After retirement I worked for Ryan Aircraft Company for a year in the program management office for a new runway launched/runway recovered, high altitude, remotely controlled aircraft. But my heart was not in being in the same line of work. So we moved to my home town in Minnesota to be near my parents. We bought a 40 acre “farm” and spent the next four years re-modeling the house from foundation to roof and all in between. During the time we were busy working on the house both of my parents died. So we soon decided to move to Oklahoma since my wife was originally from there. But again we found that we were somewhere we did not want to be so we moved back to Minnesota to be near our grand children. We lived in a small town where I was a state certified volunteer fireman/first responder, served on the town council and finally was elected mayor. 

By 1984 we were back in Oklahoma with two of our grand children living with us. I worked in a retail and wholesale gun and hunting supplies store. The two grand children finally went to live with their father in California. In 1996 we bought a 30 foot Class A motor home. We planned to do a lot of traveling and see the US of A. Before our first trip, our grandson became diabetic so returned to live with us and attend college. Prior to enrolling in college, the three of us took our first motor home trip. We went to California, up the coast to Washington, across the top row of states, down through Colorado and back home. We are so happy that our grandson went with us. 

On March 14, 1997 our lives were changed forever. The grandson living with us was murdered. The murderer was an acquaintance who wanted our grandson’s old car. Over night we were thrown into a world of Police, Homicide Detectives, Medical Examiners, Assistance District Attorneys, Defense Lawyers, Court delays, plea bargaining and all the inside politics that goes on during each phase. But we finally prevailed by going directly to the District Attorney whenever we thought we were being victimized again. The murderer is now serving a life without possibility of parole sentence in state prison. My wife and I have spent considerable time over the past several years lobbying the Governor, State Senators and State Representatives for more victims’ rights and a better criminal justice system. At the present time we are slowly returning to “normal”. It has taken a long time to be able to think about anything other than what happened to our grandson and family. But with the passage of time and a lot of help we will be okay. We are planning to make up for lost time. We have kids and grandkids from California, to southern Florida, to eastern Oklahoma and southern Minnesota. We hope to keep the wheels humming. 

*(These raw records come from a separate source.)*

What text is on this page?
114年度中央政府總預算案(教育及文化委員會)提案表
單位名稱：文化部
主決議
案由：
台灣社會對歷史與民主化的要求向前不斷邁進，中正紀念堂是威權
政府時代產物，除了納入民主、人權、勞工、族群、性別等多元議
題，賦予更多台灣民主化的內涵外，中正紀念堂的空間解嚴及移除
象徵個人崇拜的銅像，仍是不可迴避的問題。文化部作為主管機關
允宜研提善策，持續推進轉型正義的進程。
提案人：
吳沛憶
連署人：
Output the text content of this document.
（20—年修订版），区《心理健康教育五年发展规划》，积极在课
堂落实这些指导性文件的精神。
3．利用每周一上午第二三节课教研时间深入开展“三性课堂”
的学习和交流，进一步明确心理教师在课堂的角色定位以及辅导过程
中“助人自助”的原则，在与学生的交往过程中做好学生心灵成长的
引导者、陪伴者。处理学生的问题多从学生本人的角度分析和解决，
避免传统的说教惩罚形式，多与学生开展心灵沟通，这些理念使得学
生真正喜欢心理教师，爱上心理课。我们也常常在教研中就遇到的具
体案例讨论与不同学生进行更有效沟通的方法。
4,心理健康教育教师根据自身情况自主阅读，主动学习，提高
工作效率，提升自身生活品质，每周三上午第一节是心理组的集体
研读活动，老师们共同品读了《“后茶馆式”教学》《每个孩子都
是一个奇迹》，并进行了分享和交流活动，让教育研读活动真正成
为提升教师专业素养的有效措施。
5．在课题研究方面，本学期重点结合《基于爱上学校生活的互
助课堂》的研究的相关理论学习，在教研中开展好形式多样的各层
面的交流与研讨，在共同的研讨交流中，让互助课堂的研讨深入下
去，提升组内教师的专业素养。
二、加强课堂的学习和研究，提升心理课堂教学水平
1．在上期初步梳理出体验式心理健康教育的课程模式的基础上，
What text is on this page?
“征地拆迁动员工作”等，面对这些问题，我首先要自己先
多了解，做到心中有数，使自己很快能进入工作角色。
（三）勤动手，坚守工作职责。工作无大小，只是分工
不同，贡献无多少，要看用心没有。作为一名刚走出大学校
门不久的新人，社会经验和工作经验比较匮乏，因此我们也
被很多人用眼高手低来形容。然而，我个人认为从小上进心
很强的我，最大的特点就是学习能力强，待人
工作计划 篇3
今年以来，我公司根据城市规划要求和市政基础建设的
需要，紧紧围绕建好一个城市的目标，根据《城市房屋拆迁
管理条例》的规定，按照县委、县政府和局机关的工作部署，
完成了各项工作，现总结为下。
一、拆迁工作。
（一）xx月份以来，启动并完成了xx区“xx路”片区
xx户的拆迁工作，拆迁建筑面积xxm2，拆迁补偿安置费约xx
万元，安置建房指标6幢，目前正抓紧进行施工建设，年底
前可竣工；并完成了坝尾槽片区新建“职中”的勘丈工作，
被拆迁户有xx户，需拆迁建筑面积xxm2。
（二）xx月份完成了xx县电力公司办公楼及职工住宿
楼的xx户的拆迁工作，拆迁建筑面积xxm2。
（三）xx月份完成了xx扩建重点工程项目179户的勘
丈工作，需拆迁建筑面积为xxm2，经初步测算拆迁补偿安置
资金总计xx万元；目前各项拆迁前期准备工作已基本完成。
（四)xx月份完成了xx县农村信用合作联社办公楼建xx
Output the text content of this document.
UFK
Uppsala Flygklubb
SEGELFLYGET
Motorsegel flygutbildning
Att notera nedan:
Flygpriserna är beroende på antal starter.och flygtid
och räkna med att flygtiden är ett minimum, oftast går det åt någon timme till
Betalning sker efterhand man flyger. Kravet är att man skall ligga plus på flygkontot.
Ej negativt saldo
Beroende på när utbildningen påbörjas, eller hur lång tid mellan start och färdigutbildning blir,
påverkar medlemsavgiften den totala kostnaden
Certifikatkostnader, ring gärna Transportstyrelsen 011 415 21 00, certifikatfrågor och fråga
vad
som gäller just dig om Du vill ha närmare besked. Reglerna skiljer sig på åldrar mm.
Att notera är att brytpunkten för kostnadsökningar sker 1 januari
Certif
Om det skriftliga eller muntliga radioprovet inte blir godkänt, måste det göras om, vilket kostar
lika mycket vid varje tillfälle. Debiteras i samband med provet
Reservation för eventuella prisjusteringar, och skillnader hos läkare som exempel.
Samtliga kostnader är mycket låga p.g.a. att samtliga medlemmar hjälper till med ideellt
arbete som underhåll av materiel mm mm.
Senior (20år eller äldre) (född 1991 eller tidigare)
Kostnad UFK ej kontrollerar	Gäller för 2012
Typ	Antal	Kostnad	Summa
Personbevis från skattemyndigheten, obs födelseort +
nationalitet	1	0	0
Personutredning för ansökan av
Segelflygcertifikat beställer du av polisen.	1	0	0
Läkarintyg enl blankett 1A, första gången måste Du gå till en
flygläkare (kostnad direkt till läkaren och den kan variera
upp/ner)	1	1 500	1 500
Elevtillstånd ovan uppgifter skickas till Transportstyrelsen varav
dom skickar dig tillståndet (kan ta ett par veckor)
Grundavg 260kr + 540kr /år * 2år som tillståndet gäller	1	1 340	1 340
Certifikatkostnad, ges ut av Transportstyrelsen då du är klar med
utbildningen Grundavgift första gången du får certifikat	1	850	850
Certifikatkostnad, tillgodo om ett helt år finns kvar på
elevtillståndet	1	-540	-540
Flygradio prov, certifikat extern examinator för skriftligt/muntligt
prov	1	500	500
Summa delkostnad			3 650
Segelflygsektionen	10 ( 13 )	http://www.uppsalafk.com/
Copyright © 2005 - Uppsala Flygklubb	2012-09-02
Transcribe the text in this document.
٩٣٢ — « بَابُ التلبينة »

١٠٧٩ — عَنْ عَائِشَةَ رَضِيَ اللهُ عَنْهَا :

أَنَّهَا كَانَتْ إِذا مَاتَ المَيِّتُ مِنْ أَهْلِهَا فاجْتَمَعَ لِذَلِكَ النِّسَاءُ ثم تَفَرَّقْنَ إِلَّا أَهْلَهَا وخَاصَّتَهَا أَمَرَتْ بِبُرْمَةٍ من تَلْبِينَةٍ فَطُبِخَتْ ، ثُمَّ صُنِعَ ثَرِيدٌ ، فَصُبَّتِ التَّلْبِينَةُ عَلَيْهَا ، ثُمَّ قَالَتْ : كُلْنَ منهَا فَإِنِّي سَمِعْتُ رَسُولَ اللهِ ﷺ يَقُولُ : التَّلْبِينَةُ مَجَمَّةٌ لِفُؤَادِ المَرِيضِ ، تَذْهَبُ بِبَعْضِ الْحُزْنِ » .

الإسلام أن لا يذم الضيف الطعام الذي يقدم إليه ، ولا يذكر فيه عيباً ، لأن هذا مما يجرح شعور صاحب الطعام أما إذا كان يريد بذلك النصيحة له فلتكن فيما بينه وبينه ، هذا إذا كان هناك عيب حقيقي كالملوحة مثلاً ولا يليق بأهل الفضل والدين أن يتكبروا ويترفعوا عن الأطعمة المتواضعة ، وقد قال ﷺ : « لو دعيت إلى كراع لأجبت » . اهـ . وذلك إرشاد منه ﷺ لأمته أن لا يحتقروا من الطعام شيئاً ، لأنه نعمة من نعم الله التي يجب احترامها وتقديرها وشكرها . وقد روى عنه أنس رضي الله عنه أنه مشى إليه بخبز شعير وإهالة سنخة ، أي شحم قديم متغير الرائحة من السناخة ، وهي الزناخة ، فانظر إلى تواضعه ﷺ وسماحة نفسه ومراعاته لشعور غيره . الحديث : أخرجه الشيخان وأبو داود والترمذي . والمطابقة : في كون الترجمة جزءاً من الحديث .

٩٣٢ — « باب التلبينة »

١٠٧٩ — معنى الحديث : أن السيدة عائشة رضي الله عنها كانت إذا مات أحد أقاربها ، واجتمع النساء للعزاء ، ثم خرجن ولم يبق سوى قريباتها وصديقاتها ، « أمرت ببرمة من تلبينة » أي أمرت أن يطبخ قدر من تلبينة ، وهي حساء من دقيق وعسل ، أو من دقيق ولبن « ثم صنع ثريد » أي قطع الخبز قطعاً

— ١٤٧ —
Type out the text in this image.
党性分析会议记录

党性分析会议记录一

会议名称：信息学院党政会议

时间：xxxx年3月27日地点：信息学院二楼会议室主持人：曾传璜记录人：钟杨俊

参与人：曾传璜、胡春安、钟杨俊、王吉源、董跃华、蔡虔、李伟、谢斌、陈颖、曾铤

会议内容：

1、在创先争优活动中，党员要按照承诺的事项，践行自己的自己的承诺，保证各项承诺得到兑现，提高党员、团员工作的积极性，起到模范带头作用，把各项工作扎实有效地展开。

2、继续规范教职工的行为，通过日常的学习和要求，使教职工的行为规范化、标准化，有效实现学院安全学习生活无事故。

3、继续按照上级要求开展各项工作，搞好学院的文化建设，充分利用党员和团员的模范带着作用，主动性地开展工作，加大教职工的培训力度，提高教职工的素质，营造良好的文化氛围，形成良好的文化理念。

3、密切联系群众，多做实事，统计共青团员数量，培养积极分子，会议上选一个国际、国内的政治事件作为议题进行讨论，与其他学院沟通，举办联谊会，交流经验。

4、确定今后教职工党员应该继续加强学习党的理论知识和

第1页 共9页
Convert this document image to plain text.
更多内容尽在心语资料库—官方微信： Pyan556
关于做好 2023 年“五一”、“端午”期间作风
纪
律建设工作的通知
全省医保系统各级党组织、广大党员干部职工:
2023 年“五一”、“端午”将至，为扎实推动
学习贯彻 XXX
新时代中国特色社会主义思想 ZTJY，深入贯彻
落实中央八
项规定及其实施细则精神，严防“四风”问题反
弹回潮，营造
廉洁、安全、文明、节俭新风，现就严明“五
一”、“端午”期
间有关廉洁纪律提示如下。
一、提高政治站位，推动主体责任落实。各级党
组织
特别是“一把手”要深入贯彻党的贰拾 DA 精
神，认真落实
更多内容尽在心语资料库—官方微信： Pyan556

The following links will take you to web pages about aircraft I worked on and/or provided the operating units technical and material support. I sincerely hope you will take the time to follow these links 

http://www.vectorsite.net/twuav01.html  The history of early US target drones, leading up to the type I flew on the OQ Ranges 

http://www.vectorsite.net/twuav04.html  The history of drone reconnaissance during the  1960s and 1970s. This link gives a year by year detailed history and analysis of the progression of the early rather simple drones to the final complex, multi-mission craft. 

 http://www.55srwa.org/55_bruce.html  A narrative story about drones in Southeast Asia covering the drones, the launch aircraft, the recovery team, operational history, mission profiles and a list of major accomplishments. This link also concludes with a story about the U-2 and SR-71 aircraft. 

http://www.55srwa.org/55_vietnam.html  The history of the RB-47 & RC-135 aircraft from the 1950s thru their missions in Vietnam 

http://www.wpafb.af.mil/museum/annex/an50.html  The Ryan SPA154 developed in the late 1960s.  

The history of US drones after the SPA154 has been sometimes stop and go, sometimes full speed ahead with one or many contractors, with fly-offs for contracts, which have lead to the present day Global Hawk and Predator. If the past is any indication of the future, you can rest assured that there are plenty of other specialized drones in the hangers somewhere and more (smaller and/or larger) on the drawing boards in every forward thinking contractor.